1685003782 245 On the sixth day of Christmas CAPC gave me You | JordanOdonnellAuthorBelieved is a podcast about Larry Nassar, his eventual imprisonment, and the women who survived his abuse, but it also takes a hard look at the institutions and individuals who allowed him to prey on the innocence of hundreds of young girls. Believed it’s about who gets the benefit of the doubt when a respected member of the community is accused of something horrific and criminal. Journalists Lindsay Smith and Kate Wells detail both the small and frighteningly huge ways the system failed to protect young women and girls from a predator, and how they were ultimately believed. Believed it’s a difficult story to hear. I cried a little during each episode, but I forced myself to finish because stories like these are important. It’s important to hear the anger in Kyle Stephens’ voice when she talks about how Larry Nassar ruined her family, it’s important to hear the voices of Kaylee Lorincz and Amanda Thomashow when they talk about being removed from places where they should have found protection, and it’s It’s important to hear Rachael Denhollander talk about God’s justice for victims. Believed is not so much a podcast as a sermon, a cautionary tale as churches continue to grapple with the #MeToo and #ChurchToo movements. It invites us to examine our own complicity in systems and structures where abuses can thrive, where the weak and marginalized are trampled underfoot in the stampede to protect the titles, reputations and empires of the prestigious and the powerful.


Slow burning

1685003782 691 On the sixth day of Christmas CAPC gave me You | JordanOdonnellAuthorSeason 2 of Stlow burn looks back at the impeachment of former President Bill Clinton, his relationship with Monica Lewinsky, and allegations that he abused Paula Jones and Jennifer Flowers. At the time, most people held firm opinions about women (liars and whores or brave women), the importance of character in our leaders (character issues or personal lives of leaders are private), and the partisan nature of our politics (Republicans had it in for President Clinton or President Clinton was the most duplicitous president in our nation’s history). But it doesn’t matter what your thoughts were at the time Slow burning it pushes against all of our firmly held beliefs about who exactly the victims of the Clinton scandal were. Slow burning it gives us permission to change our minds about people, to gain new insights, and to reconsider our previously held positions in the name of righting wrongs. We don’t have to be who we once were; we can admit where we went wrong or lied or operated with incomplete information and choose something different for the future. We are not doomed to repeat the mistakes of the past unless we doom ourselves.

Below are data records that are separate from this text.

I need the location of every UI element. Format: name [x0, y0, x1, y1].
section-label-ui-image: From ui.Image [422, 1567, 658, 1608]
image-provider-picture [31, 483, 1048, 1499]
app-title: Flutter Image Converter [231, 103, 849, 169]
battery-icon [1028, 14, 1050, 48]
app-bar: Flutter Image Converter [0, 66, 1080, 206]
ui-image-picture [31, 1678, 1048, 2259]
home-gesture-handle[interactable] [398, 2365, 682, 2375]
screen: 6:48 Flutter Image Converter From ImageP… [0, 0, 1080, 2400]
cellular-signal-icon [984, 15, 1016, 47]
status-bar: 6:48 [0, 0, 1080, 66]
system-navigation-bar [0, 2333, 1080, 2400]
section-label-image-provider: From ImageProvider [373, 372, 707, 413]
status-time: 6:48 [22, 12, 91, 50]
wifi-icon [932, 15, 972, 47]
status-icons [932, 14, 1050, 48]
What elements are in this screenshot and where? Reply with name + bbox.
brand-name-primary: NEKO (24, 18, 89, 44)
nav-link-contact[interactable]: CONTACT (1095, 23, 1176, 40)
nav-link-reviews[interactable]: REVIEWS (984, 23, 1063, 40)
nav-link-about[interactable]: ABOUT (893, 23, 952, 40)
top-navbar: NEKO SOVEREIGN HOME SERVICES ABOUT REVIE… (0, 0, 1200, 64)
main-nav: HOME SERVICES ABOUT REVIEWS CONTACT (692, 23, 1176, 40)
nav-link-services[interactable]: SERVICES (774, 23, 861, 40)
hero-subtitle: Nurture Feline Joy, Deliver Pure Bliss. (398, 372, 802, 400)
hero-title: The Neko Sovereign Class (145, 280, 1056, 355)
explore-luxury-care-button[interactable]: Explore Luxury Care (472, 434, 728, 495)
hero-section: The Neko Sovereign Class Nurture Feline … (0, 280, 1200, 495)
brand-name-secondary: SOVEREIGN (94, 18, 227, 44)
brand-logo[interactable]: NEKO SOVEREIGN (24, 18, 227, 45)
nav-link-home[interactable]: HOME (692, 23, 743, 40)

In today’s cacophony of opinion and the rush to judgement, listening is deeply countercultural, we prefer to be heard rather than listen to another. But Scripture is full of admonitions listen and pay close attention not only to the Holy Spirit, but also to others. Proverbs 1:5 says, let the wise listen and add to their learning. Podcasts invite us to hear our stories and stories that aren’t ours. Listening is a gift both to ourselves and to others, it can disarm opponents, empower the overlooked, increase our understanding, and fuel our fight for justice. If we are to answer the call to serve God faithfully, we must begin by listening.